Built to Accommodate

Though Port-A-Vet and Bowie Manufacturing merged to become Bowie International, Executive Vice President Steve Sinnard says both lines are staying true to their designs and customers. Both manufacturing plants are under one roof in Lake City, Iowa.

Pricing ranges from $3,000 for a box insert in an SUV to $20,000 for a chassis-mounted unit. Chassis-mounteds, Sinnard says, offer more room for portable equipment.

For the most part, Valerie A. Biehl, DVM, owner of East Coast Equine and East Coast Animal Medical Center in Vero Beach, Fla., operates an equine/ small-animal practice out of her chassis-mounted Bowie International Galaxy II.

She bought her Galaxy in 1992 for her equine practice; Dr. Biehl uses it today for small animals, too. The original truck has been repainted, but everything else looks brand new, she says.

“Its gull wings lift up and everything is easily accessible,” she says. “I am short and I can reach everything. Even when I was nine months pregnant, I could still get up into the vet box.”

Her favorite equipment is the portable X-ray/ultrasound unit. “I use it quite a bit, and my clients appreciate that we can take care of their animals in the field,” she says.

Biehl considers hot and cold running water, a  refrigerator and extensive storage for medications and equipment the finer points of her truck.

The two other veterinarians on her staff have metal-box inserts in their SUVs. “The boxes are adequate, but they don’t have running water,” she says. “They are jealous of my truck.”

Biehl says her most lucrative investment was $60,000 spent on  computed radiography equipment. “It took me five years to pay it off,” she says, “but the cost-to-benefit ratio is tremendous.

“Image quality is important. Not only can we e-mail radiographs to clients and other veterinarians, it is great for digital recordkeeping.”

Start-Up Practices

Sinnard said the affordability of Bowie and Port-A-Vet clinics appeals to recent veterinary school graduates and to vets downsizing their practices.

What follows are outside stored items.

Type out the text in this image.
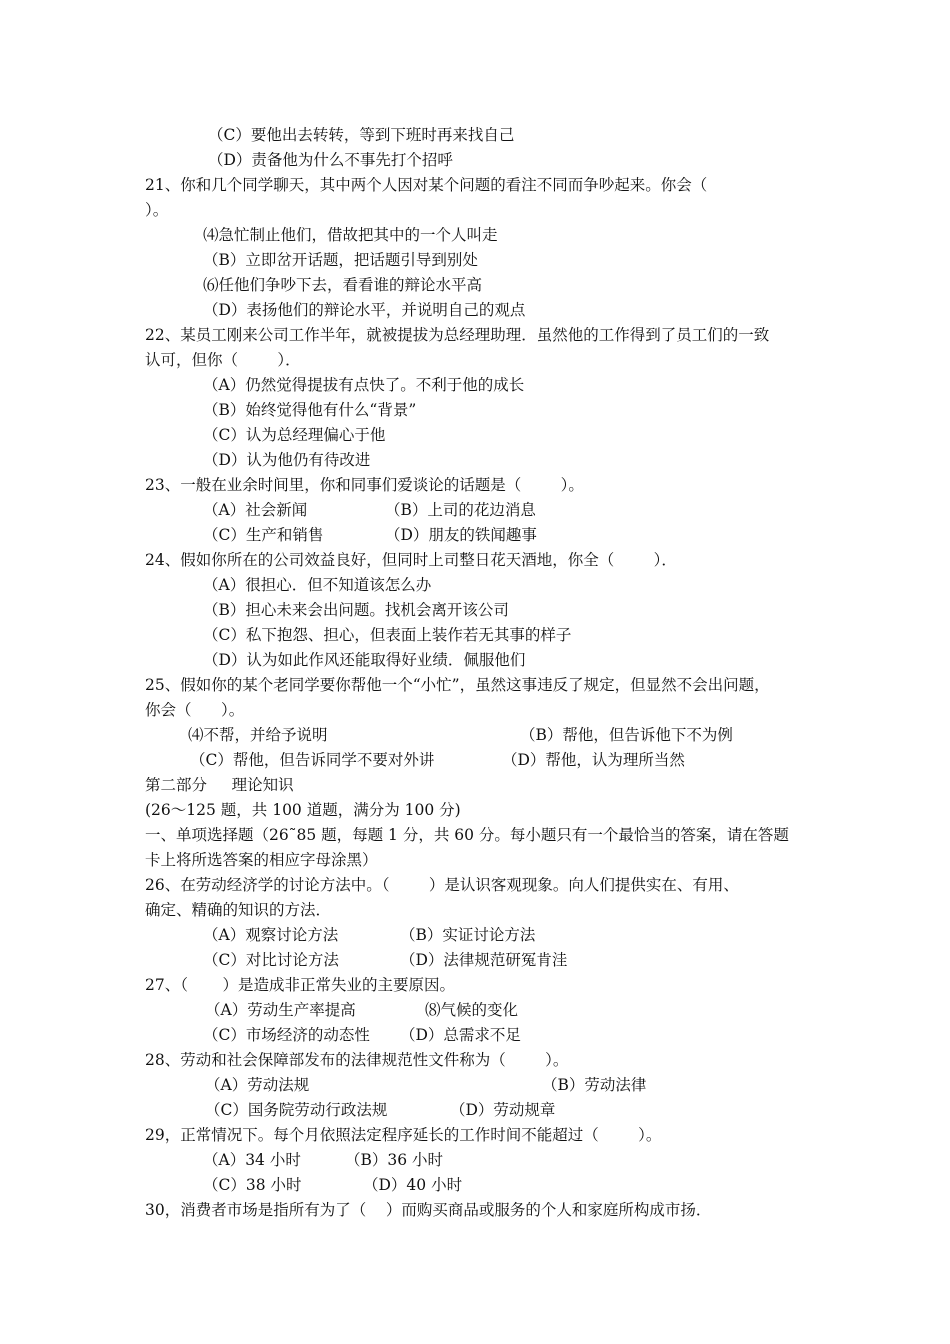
（C）要他出去转转，等到下班时再来找自己
（D）责备他为什么不事先打个招呼
21、你和几个同学聊天，其中两个人因对某个问题的看注不同而争吵起来。你会（
）。
⑷急忙制止他们，借故把其中的一个人叫走
（B）立即岔开话题，把话题引导到别处
⑹任他们争吵下去，看看谁的辩论水平高
（D）表扬他们的辩论水平，并说明自己的观点
22、某员工刚来公司工作半年，就被提拔为总经理助理．虽然他的工作得到了员工们的一致
认可，但你（        ）．
（A）仍然觉得提拔有点快了。不利于他的成长
（B）始终觉得他有什么“背景”
（C）认为总经理偏心于他
（D）认为他仍有待改进
23、一般在业余时间里，你和同事们爱谈论的话题是（        ）。
（A）社会新闻	（B）上司的花边消息
（C）生产和销售	（D）朋友的铁闻趣事
24、假如你所在的公司效益良好，但同时上司整日花天酒地，你全（        ）．
（A）很担心．但不知道该怎么办
（B）担心未来会出问题。找机会离开该公司
（C）私下抱怨、担心，但表面上装作若无其事的样子
（D）认为如此作风还能取得好业绩．佩服他们
25、假如你的某个老同学要你帮他一个“小忙”，虽然这事违反了规定，但显然不会出问题，
你会（      ）。
⑷不帮，并给予说明	（B）帮他，但告诉他下不为例
（C）帮他，但告诉同学不要对外讲	（D）帮他，认为理所当然
第二部分     理论知识
(26～125 题，共 100 道题，满分为 100 分)
一、单项选择题（26˜85 题，每题 1 分，共 60 分。每小题只有一个最恰当的答案，请在答题
卡上将所选答案的相应字母涂黑）
26、在劳动经济学的讨论方法中。（        ）是认识客观现象。向人们提供实在、有用、
确定、精确的知识的方法．
（A）观察讨论方法	（B）实证讨论方法
（C）对比讨论方法	（D）法律规范研冤肯洼
27、（       ）是造成非正常失业的主要原因。
（A）劳动生产率提高	⑻气候的变化
（C）市场经济的动态性 （D）总需求不足
28、劳动和社会保障部发布的法律规范性文件称为（        ）。
（A）劳动法规	（B）劳动法律
（C）国务院劳动行政法规	（D）劳动规章
29，正常情况下。每个月依照法定程序延长的工作时间不能超过（        ）。
（A）34 小时	（B）36 小时
（C）38 小时	（D）40 小时
30，消费者市场是指所有为了（    ）而购买商品或服务的个人和家庭所构成市扬．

Associates breaking from an established practice to start a business are good prospects for all three manufacturers. Customers, they agree, are sometimes adding to their stationary clinics or upgrading to new equipment or a second vehicle.

La Boit’s Wade says  her customers include relief vets who decide to go mobile.

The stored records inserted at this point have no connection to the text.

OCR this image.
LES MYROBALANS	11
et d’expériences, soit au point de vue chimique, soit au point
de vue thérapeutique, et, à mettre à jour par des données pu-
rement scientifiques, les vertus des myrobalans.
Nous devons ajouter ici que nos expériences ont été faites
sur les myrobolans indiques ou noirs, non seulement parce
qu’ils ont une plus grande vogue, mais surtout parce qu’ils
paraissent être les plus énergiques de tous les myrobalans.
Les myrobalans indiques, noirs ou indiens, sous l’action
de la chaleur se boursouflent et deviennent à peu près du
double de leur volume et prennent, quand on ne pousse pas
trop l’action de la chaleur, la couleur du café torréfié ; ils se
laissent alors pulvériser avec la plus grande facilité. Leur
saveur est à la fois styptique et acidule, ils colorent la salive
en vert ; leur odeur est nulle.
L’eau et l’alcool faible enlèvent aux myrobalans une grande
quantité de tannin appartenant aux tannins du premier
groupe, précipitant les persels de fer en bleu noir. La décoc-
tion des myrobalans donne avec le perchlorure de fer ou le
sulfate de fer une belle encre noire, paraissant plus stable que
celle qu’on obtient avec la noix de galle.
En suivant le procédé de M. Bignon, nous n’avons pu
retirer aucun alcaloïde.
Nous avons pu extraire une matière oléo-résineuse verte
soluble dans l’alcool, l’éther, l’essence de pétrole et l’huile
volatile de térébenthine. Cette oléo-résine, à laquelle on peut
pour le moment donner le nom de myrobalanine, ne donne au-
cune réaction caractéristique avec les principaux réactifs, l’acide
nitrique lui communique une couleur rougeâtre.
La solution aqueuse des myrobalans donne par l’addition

“We are seeing that a higher percentage of buyers are women,” says Day, of Dodgen Industries. “That follows the trend of percentages of students currently in vet schools.”

Day says good blood analyzers are on the must-have list for all doctors.

“The Abaxis equipment is pretty friendly to the mobile environment. It uses very little space,” he says, adding, “Anesthesia equipment gets sold into almost every vehicle we build.”

Wade offers another recommendation: “Cleanings and dental work are definitely money makers for the vets, especially since dental equipment is not that expensive.” 

This article first appeared in the December 2009 issue of Veterinary Practice News.